Un frisson parcourut son dos, et elle resta figée, sans répondre, sans un bruit.
- Je me suis posée la même question, Elyne. Ha, la douce et belle Elyne...La mystérieuse diva qui ne se donne pas, la beauté froide qui vous glace le sang et la tristesse qui vous envahit quand elle vous laisse seul là où elle vous a pris la main. Cette main tendre et tiède que vous ne voudriez plus lâcher, ce petit cœur blessé qu'on aimerait réparer, cette jeune femme divine que vous aimeriez aimer, ce corps gracieux que vous désireriez caresser...Elyne, un poème, un rêve, une fantaisie. Allait-elle se transformer en réalité pour moi, ce soir? Et pourquoi, pour moi?
De chaudes et petites larmes glissaient le long de ses joues roses, les yeux clos et les lèvres grelottantes, Elyne n'osa se retourner. Elle eut peur d'affronter ce regard, ce visage émanant la vérité. Il s'approcha d'elle, et murmura:
- Et maintenant, on peut traverser la rue et aller boire un verre...Sans états d'âme.
Elyne acquiesça et se laissa emporter par ce garçon, comme une brise fraîche au printemps, les pas de Justin guidaient les siens et elle le laissa choir sur une chaise comme une feuille en automne chu sur le chemin.
Ils échangèrent un regard, il sourit. Elle détourna le regard en souriant, puis commanda un verre et leur soirée à deux commença ainsi.
Doucement, timidement. S'apprivoisant l'un, l'autre. Elyne se laissa impressionner par le jeune homme qui ne faisait pas le fier devant une personnalité telle que celle d'Elyne.

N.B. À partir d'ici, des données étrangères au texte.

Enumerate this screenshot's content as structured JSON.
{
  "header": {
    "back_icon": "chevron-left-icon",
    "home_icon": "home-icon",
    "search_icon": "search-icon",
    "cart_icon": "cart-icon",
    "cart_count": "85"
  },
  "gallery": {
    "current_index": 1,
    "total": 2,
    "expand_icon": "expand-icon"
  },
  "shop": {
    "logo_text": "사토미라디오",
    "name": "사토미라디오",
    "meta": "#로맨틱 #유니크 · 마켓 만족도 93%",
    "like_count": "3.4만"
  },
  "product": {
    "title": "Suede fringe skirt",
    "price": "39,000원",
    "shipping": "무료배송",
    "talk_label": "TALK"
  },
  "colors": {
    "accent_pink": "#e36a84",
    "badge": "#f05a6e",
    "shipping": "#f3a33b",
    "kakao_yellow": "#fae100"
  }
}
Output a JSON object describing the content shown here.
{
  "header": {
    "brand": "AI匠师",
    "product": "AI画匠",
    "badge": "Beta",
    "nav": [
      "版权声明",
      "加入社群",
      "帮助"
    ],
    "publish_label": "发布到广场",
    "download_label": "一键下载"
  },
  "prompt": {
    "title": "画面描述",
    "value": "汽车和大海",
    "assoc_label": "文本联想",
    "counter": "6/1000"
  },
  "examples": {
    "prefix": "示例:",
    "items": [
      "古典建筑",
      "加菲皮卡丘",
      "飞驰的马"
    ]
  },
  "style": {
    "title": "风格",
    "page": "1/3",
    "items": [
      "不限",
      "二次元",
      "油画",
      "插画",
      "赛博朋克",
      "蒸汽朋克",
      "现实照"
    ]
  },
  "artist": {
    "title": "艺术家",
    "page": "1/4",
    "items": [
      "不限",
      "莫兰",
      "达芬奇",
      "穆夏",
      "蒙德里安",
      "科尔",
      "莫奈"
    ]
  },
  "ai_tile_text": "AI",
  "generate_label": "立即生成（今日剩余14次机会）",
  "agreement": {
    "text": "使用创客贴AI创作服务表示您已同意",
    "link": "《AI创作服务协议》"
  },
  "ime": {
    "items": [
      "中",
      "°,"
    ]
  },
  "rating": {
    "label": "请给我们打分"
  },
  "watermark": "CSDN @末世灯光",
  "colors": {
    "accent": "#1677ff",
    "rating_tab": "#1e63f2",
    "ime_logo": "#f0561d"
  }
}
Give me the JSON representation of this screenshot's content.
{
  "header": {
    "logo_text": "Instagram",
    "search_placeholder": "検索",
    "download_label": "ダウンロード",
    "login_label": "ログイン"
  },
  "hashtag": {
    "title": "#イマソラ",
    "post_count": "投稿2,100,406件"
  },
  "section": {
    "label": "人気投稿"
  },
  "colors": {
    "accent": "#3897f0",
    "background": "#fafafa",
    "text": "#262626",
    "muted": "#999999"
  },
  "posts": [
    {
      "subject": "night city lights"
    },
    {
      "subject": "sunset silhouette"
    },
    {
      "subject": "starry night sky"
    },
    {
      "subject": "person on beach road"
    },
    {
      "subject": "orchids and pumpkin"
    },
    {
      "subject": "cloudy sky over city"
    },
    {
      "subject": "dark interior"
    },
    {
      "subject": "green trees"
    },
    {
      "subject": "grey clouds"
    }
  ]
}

Ils finirent par faire l'amour, dans l'appartement de la jeune femme. Elle n'avait pas reçu d'hommes ici depuis une longue période, elle se sentait embarrassée par la situation tandis que Justin n'en croyait pas ses yeux.
Jamais il n'avait ressenti pareil désir. Devant ce corps absolument ravissant, comme intouchable, il se sentait privilégié comme devant une œuvre d'art qu'on est autorisé à frôler du doigt et pas seulement avec les yeux.
Il prit le temps de redessiner cette œuvre du bout des doigts, traçant le parcours de son corps délicatement, chaque courbe lui glissait sous la main. Elyne frissonnait, elle réapprenait à aimer tant de douceur et de tendresse humaine.
Puis, le baiser, le moment le plus intense entre deux individus se désirant. D'un baiser tout se déclenche, d'un baiser tout commence. Et, en un baiser, on sait si la personne en face et celle avec qui l'on veut partager pour un moment, sa vie.
Et Elyne devina qu'avec Justin, tout se transformerait, qu'elle saurait s'apprécier tout en appréciant cet homme.